# How to share my printer on the network (home)



## kinyusha (Apr 2, 2008)

I have a Desktop computer (main comp) connected to a router. This is a DHCP server. I also have a laptop with built-in wireless NIC card. 

I installed my HP Officejet 6300 to my main computer but I want to share it so my laptop can print. *i have no problem going out to the internet*
*also it's on the same workgroup, not sure if it has to do anything with sharing*

Problems:

can't ping my main computer
can't view printer share on a network

my main computer's ip address is 192.168.x.x
with a 24 bit subnet mask

so for my laptop i put in as 192.168.x.x
but still wasn't able to ping my main comp

I checked the windows firewall for allowing echo request but still nothing

What am i doing wrong? I've tried everything I know. If anyone has any solution to this problem, please post.

Thank you


----------



## ComputerQueen (Nov 23, 2007)

What OS are on the computers? I have pretty much the same setup as you stated you have and my printer is shared between my laptop and PC.
I do have XP Pro on both machines.

If you have different OS perhaps it is an issue of one of them needs to allow the other to have access. 

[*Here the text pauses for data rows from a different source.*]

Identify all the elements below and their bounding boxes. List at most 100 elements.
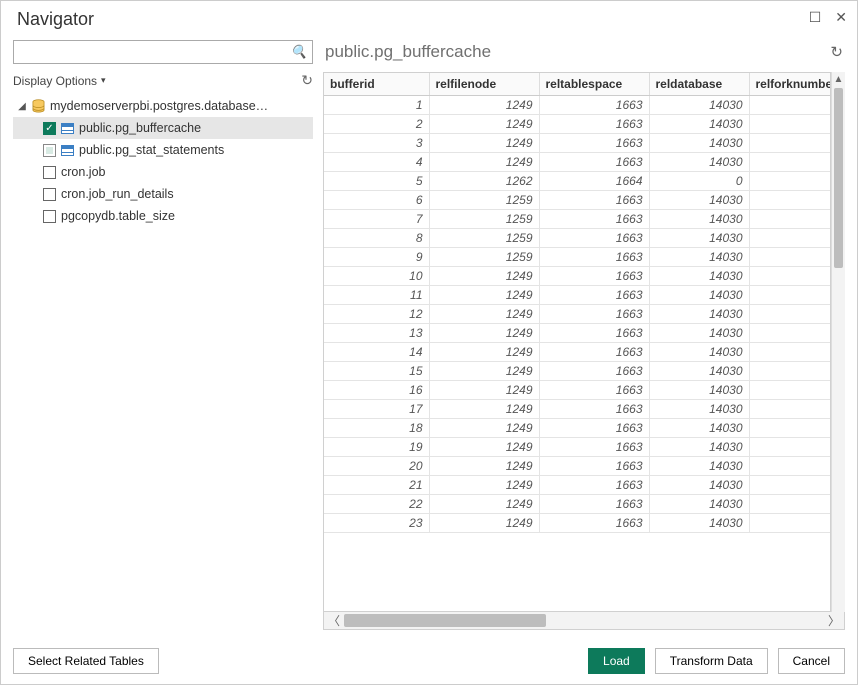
table-cell: 1249 <box>429 495 539 514</box>
table-cell <box>749 115 831 134</box>
table-cell <box>749 495 831 514</box>
close-icon[interactable]: ✕ <box>835 9 847 26</box>
table-row[interactable]: 212491663140302 <box>324 115 831 134</box>
tree-item[interactable]: public.pg_stat_statements <box>13 139 313 161</box>
table-cell: 14030 <box>649 495 749 514</box>
table-cell: 5 <box>324 172 429 191</box>
left-panel: 🔍 Display Options ▾ ↻ ◢ mydemoserverpbi.… <box>13 40 313 630</box>
checkbox[interactable] <box>43 166 56 179</box>
tree-item-label: public.pg_stat_statements <box>79 143 224 157</box>
table-row[interactable]: 1312491663140300 <box>324 324 831 343</box>
tree-item-label: cron.job_run_details <box>61 187 174 201</box>
horizontal-scrollbar[interactable]: 〈 〉 <box>323 612 845 630</box>
tree-root[interactable]: ◢ mydemoserverpbi.postgres.database.azur… <box>13 95 313 117</box>
table-cell: 1249 <box>429 96 539 115</box>
table-row[interactable]: 412491663140300 <box>324 153 831 172</box>
table-cell: 14030 <box>649 115 749 134</box>
checkbox[interactable]: ✓ <box>43 122 56 135</box>
tree-item[interactable]: pgcopydb.table_size <box>13 205 313 227</box>
table-row[interactable]: 2012491663140300 <box>324 457 831 476</box>
vertical-scrollbar[interactable]: ▲ <box>831 72 845 612</box>
table-cell <box>749 229 831 248</box>
maximize-icon[interactable]: ☐ <box>809 9 822 26</box>
checkbox[interactable] <box>43 188 56 201</box>
table-row[interactable]: 1112491663140300 <box>324 286 831 305</box>
table-cell: 1249 <box>429 419 539 438</box>
scroll-up-icon[interactable]: ▲ <box>832 74 845 85</box>
search-icon[interactable]: 🔍 <box>291 44 307 60</box>
table-cell: 14030 <box>649 248 749 267</box>
search-input[interactable] <box>13 40 313 64</box>
database-icon <box>32 99 45 113</box>
table-cell: 14030 <box>649 381 749 400</box>
column-header[interactable]: relfilenode <box>429 73 539 96</box>
display-options-dropdown[interactable]: Display Options ▾ <box>13 74 106 88</box>
table-cell: 1663 <box>539 419 649 438</box>
data-grid[interactable]: bufferidrelfilenodereltablespacereldatab… <box>323 72 831 612</box>
table-cell <box>749 248 831 267</box>
table-row[interactable]: 912591663140300 <box>324 248 831 267</box>
checkbox[interactable] <box>43 210 56 223</box>
table-cell: 1663 <box>539 381 649 400</box>
table-row[interactable]: 612591663140300 <box>324 191 831 210</box>
table-row[interactable]: 51262166400 <box>324 172 831 191</box>
preview-refresh-icon[interactable]: ↻ <box>830 43 843 61</box>
table-row[interactable]: 2212491663140300 <box>324 495 831 514</box>
table-cell: 10 <box>324 267 429 286</box>
table-row[interactable]: 1012491663140300 <box>324 267 831 286</box>
column-header[interactable]: reltablespace <box>539 73 649 96</box>
table-cell: 1249 <box>429 286 539 305</box>
table-row[interactable]: 1912491663140300 <box>324 438 831 457</box>
table-row[interactable]: 1212491663140300 <box>324 305 831 324</box>
table-row[interactable]: 2112491663140300 <box>324 476 831 495</box>
table-cell <box>749 514 831 533</box>
table-cell: 1259 <box>429 248 539 267</box>
table-cell: 1 <box>324 96 429 115</box>
scroll-right-icon[interactable]: 〉 <box>824 612 844 629</box>
table-cell: 1259 <box>429 210 539 229</box>
table-cell: 14030 <box>649 96 749 115</box>
table-cell: 14030 <box>649 305 749 324</box>
table-cell: 11 <box>324 286 429 305</box>
table-cell <box>749 191 831 210</box>
table-cell: 14030 <box>649 267 749 286</box>
checkbox[interactable] <box>43 144 56 157</box>
table-row[interactable]: 1712491663140300 <box>324 400 831 419</box>
table-cell: 1249 <box>429 267 539 286</box>
table-row[interactable]: 1812491663140300 <box>324 419 831 438</box>
scroll-left-icon[interactable]: 〈 <box>324 612 344 629</box>
caret-down-icon[interactable]: ◢ <box>17 101 27 112</box>
column-header[interactable]: relforknumber <box>749 73 831 96</box>
table-cell: 16 <box>324 381 429 400</box>
refresh-tree-icon[interactable]: ↻ <box>301 72 313 89</box>
table-row[interactable]: 1412491663140300 <box>324 343 831 362</box>
table-row[interactable]: 712591663140300 <box>324 210 831 229</box>
table-cell: 14030 <box>649 457 749 476</box>
column-header[interactable]: reldatabase <box>649 73 749 96</box>
table-row[interactable]: 112491663140300 <box>324 96 831 115</box>
tree-root-label: mydemoserverpbi.postgres.database.azure.… <box>50 99 270 113</box>
table-cell: 13 <box>324 324 429 343</box>
table-row[interactable]: 2312491663140300 <box>324 514 831 533</box>
tree-item[interactable]: cron.job <box>13 161 313 183</box>
scroll-thumb-horizontal[interactable] <box>344 614 546 627</box>
table-cell: 12 <box>324 305 429 324</box>
table-cell: 14030 <box>649 286 749 305</box>
column-header[interactable]: bufferid <box>324 73 429 96</box>
cancel-button[interactable]: Cancel <box>778 648 845 674</box>
table-row[interactable]: 1512491663140300 <box>324 362 831 381</box>
table-row[interactable]: 312491663140300 <box>324 134 831 153</box>
load-button[interactable]: Load <box>588 648 645 674</box>
tree-item[interactable]: ✓public.pg_buffercache <box>13 117 313 139</box>
table-row[interactable]: 1612491663140300 <box>324 381 831 400</box>
table-cell: 14030 <box>649 362 749 381</box>
table-row[interactable]: 812591663140300 <box>324 229 831 248</box>
select-related-tables-button[interactable]: Select Related Tables <box>13 648 159 674</box>
table-cell: 1663 <box>539 229 649 248</box>
transform-data-button[interactable]: Transform Data <box>655 648 768 674</box>
tree-item[interactable]: cron.job_run_details <box>13 183 313 205</box>
scroll-thumb-vertical[interactable] <box>834 88 843 268</box>
table-cell: 1249 <box>429 514 539 533</box>
table-cell <box>749 343 831 362</box>
table-cell: 8 <box>324 229 429 248</box>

Do you use the "Add a printer" option when trying to install the printer and looking for network printer rather than local printer?


----------



## kinyusha (Apr 2, 2008)

Both OS are Windows XP Pro. I Also have the add printer option. But the problem is, if both aren't able to ping each other, then being able to listen and receive packet from one comp to another is false. 
I set up both machine to allow echo request but still unable to ping the desktop. all firewalls are off. *I have my ip address set up dynamic*

Maybe it's the router??

Thank you for responding to my thread


----------



## johnwill (Sep 26, 2002)

Failure to ping is almost always a firewall configuration issue. I'd start by disabling ALL firewalls and see if you can get it working.


----------